Remote and hybrid work arrangements gave New Yorkers time and motivation to join volunteer-run composting and gardening efforts at 45th St Greenspace in Sunnyside, Queens. Five years of ethnographic research at the site documented that flexible schedules and work-from-home routines enabled independent and creative workers to perform hands-on environmental labor during the workday. Volunteers—many freelance or hybrid workers in design, academia, and media—organized composting operations, plantings, public events, and infrastructure improvements. Most volunteers lived nearby and integrated the garden into daily or weekly routines. Digital platforms such as Slack, Zoom, and Signal shaped communication and coordination of grassroots environmental projects.
Remote and hybrid work arrangements enabled New Yorkers to participate in community environmental action by giving them both the time and the motivation to do so, a new study from NYU finds. Published in the Proceedings of the ACM on Human-Computer Interaction and presented at the 2025 Aarhus Conference on Critical Computing, the study draws on five years of ethnographic research at a volunteer-run composting and gardening site in Sunnyside, Queens.
It found that flexible schedules and work-from-home routines made it possible for independent and creative workers to engage in hands-on environmental labor during the workday. Many reported being driven not only by availability but by a desire to counter the isolation and screen fatigue associated with remote professional life. Conducted by Margaret Jack, Industry Assistant Professor in NYU Tandon's Department of Technology, Culture, and Society, the research focuses on a site known as 45th St Greenspace, established in 2020 on a formerly vacant lot.

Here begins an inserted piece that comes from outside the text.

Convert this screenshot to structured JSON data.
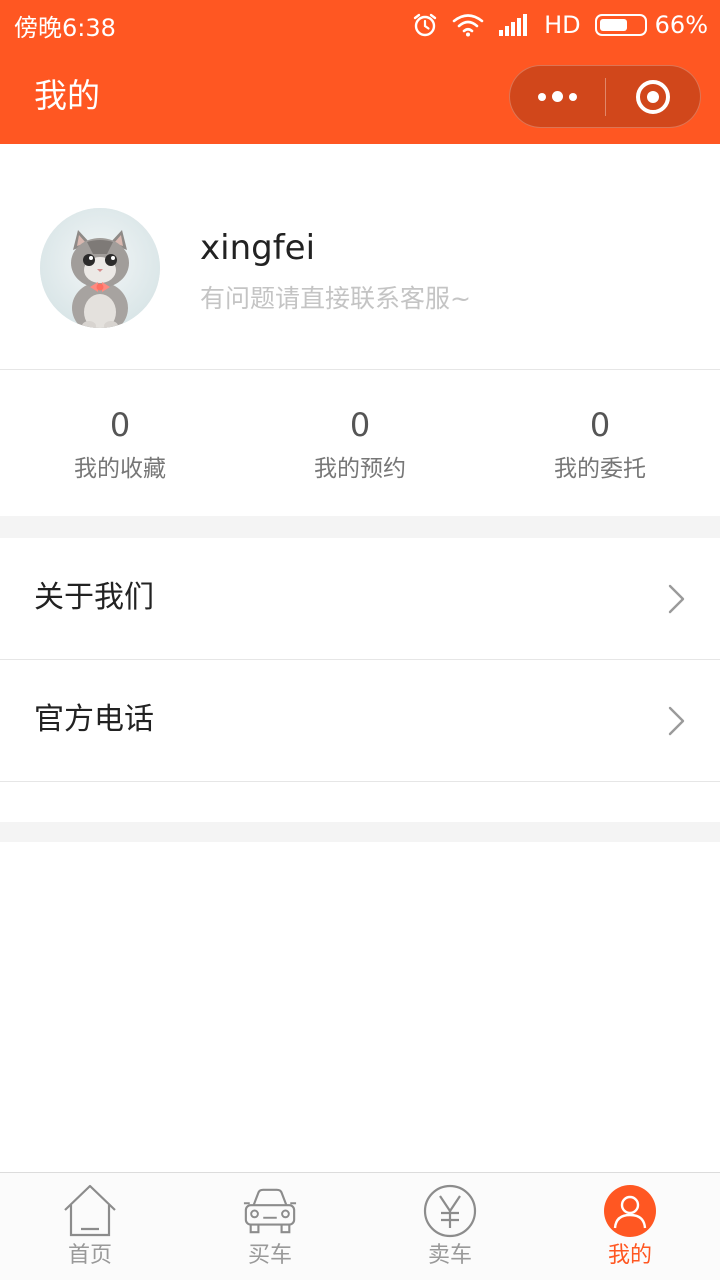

Volunteers-many of whom were freelance or hybrid workers in fields like design, academia, or media-organized composting operations, garden plantings, public events, and infrastructure improvements. Most lived nearby and integrated the garden into their daily or weekly routines. "Working from home didn't just change where people did their jobs, it changed how they lived in their neighborhoods," said Jack. "We found that flexible schedules and a need for offline connection drew people into environmental projects, where they could turn screen time into green time."